Я достал из чемодана бутылку коньяка, два яблока, которые разрезал пополам, пошёл к проводнику и взял четыре стакана. Разлив коньяк в стаканы, я предложил попутчикам выпить за мою удачу. Они переглянулись между собой, но стаканы не взяли.
- Прошу прощения, – сказал я, – что-то не так?
- Не беспокойся, младшой, – сказал капитан (остальные офицеры были старшими лейтенантами), – понимаешь, мы спортсмены команды мастеров. Сейчас едем в Ленинград на соревнования. Однако, – он обратился к офицерам, – соревнование будет через неделю. Думаю, что греха особого не будет, если мы пожелаем младшому удачи, видать, он в ней нуждается. Удачи тебе, лейтенант!

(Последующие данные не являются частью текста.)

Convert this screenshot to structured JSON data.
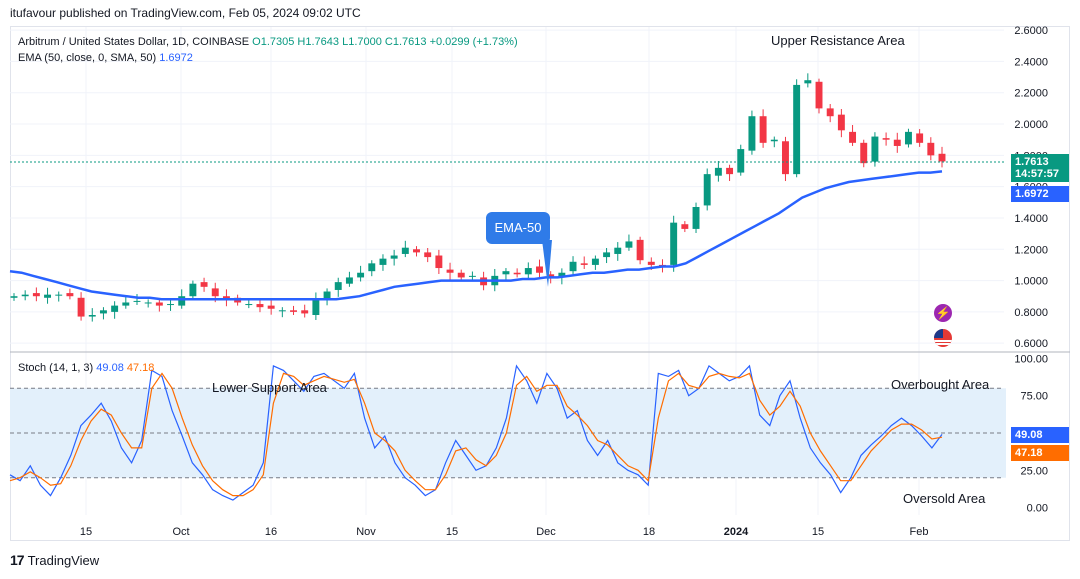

Мы выпили. Поезд уже давно миновал Заставу. Вокруг нас рассылались просторные поля Украины. Чёрные поля вспаханной зяби лежали в полудрёме. Вспаханная и заглаженная, она ждала снега, под которым можно будет уснуть до весеннего тепла. Поля, засеянные озимыми, расстелили зелёный бархатный ковёр, чтобы с первыми тёплыми лучами солнца раньше всех выбросить стебельки злаков и укрепить их накопленной за зиму влагой. Вечерело. Ярко-красный закат предвещал ветреную погоду, но это уже нас не волновало. Мы наблюдали прелестные краски природы – и только.

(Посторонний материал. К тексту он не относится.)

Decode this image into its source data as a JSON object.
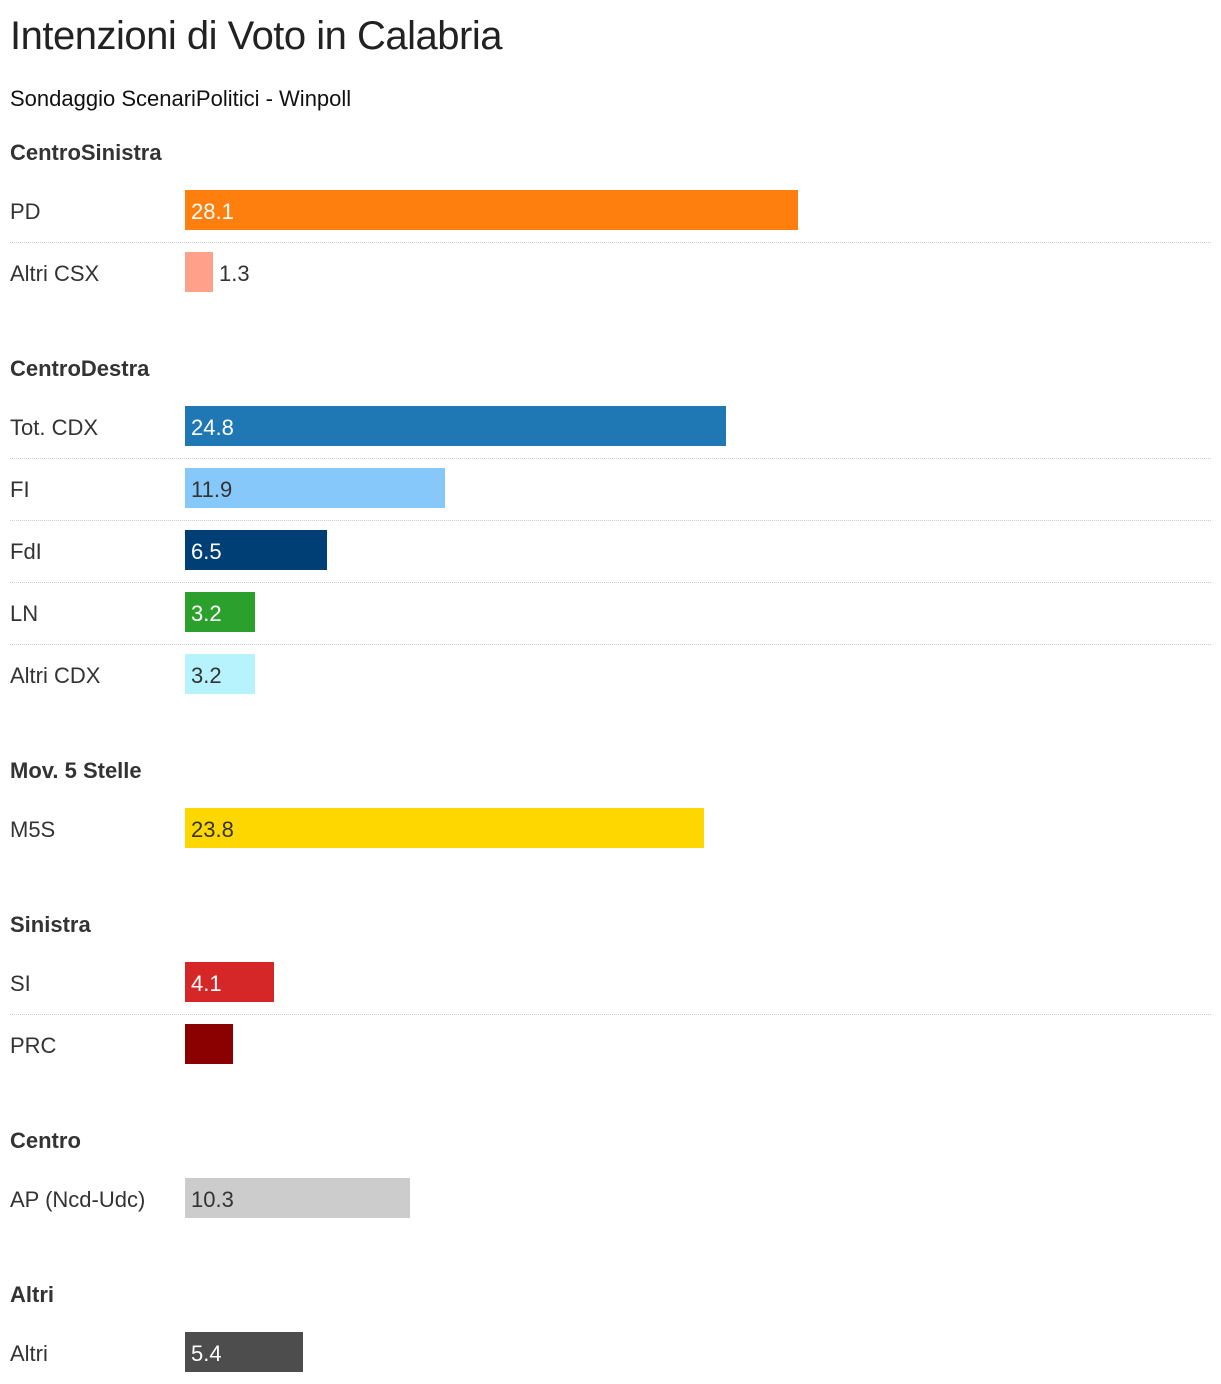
{
  "chart_data": {
    "type": "bar",
    "orientation": "horizontal",
    "title": "Intenzioni di Voto in Calabria",
    "subtitle": "Sondaggio ScenariPolitici - Winpoll",
    "xlim": [
      0,
      28.1
    ],
    "grid": false,
    "groups": [
      {
        "name": "CentroSinistra",
        "items": [
          {
            "label": "PD",
            "value": 28.1,
            "color": "#ff7f0e",
            "text_color": "#ffffff"
          },
          {
            "label": "Altri CSX",
            "value": 1.3,
            "color": "#ffa08a",
            "text_color": "#333333"
          }
        ]
      },
      {
        "name": "CentroDestra",
        "items": [
          {
            "label": "Tot. CDX",
            "value": 24.8,
            "color": "#1f77b4",
            "text_color": "#ffffff"
          },
          {
            "label": "FI",
            "value": 11.9,
            "color": "#87c8fa",
            "text_color": "#333333"
          },
          {
            "label": "FdI",
            "value": 6.5,
            "color": "#003f75",
            "text_color": "#ffffff"
          },
          {
            "label": "LN",
            "value": 3.2,
            "color": "#2ca02c",
            "text_color": "#ffffff"
          },
          {
            "label": "Altri CDX",
            "value": 3.2,
            "color": "#b6f3fc",
            "text_color": "#333333"
          }
        ]
      },
      {
        "name": "Mov. 5 Stelle",
        "items": [
          {
            "label": "M5S",
            "value": 23.8,
            "color": "#ffd700",
            "text_color": "#333333"
          }
        ]
      },
      {
        "name": "Sinistra",
        "items": [
          {
            "label": "SI",
            "value": 4.1,
            "color": "#d62728",
            "text_color": "#ffffff"
          },
          {
            "label": "PRC",
            "value": 2.2,
            "color": "#8b0000",
            "text_color": "#ffffff"
          }
        ]
      },
      {
        "name": "Centro",
        "items": [
          {
            "label": "AP (Ncd-Udc)",
            "value": 10.3,
            "color": "#cccccc",
            "text_color": "#333333"
          }
        ]
      },
      {
        "name": "Altri",
        "items": [
          {
            "label": "Altri",
            "value": 5.4,
            "color": "#4d4d4d",
            "text_color": "#ffffff"
          }
        ]
      }
    ]
  }
}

Постучали в дверь купе. Молодой лейтенант искал недостающего партнёра, чтобы «забить козла». Компания подобралась весёлая, играли с азартом. Все были курящие. Было так накурено, что хоть топор вешай. Открыли дверь в коридор. Там дым улетучивался быстрее. Вернулся к себе поздно. Спутники уже спали – у них режим. Мысли мои не давали мне заснуть, они сменялись, как маятник часов. Всё, что произошло за последние четыре дня в Одессе, ещё переосмысливалось. На смену этим мыслям приходили новые более тревожные. Ленинграда я не знаю. Если даже каким-то чудом я найду тётю, как и кем мне представиться? Ведь фактически ничего и нет. А всё-таки подготовиться надо. Как бы подтверждая пословицу «Как верёвочка ни вьётся, кончик в ней всегда найдётся», железная дорога это наглядно показывает.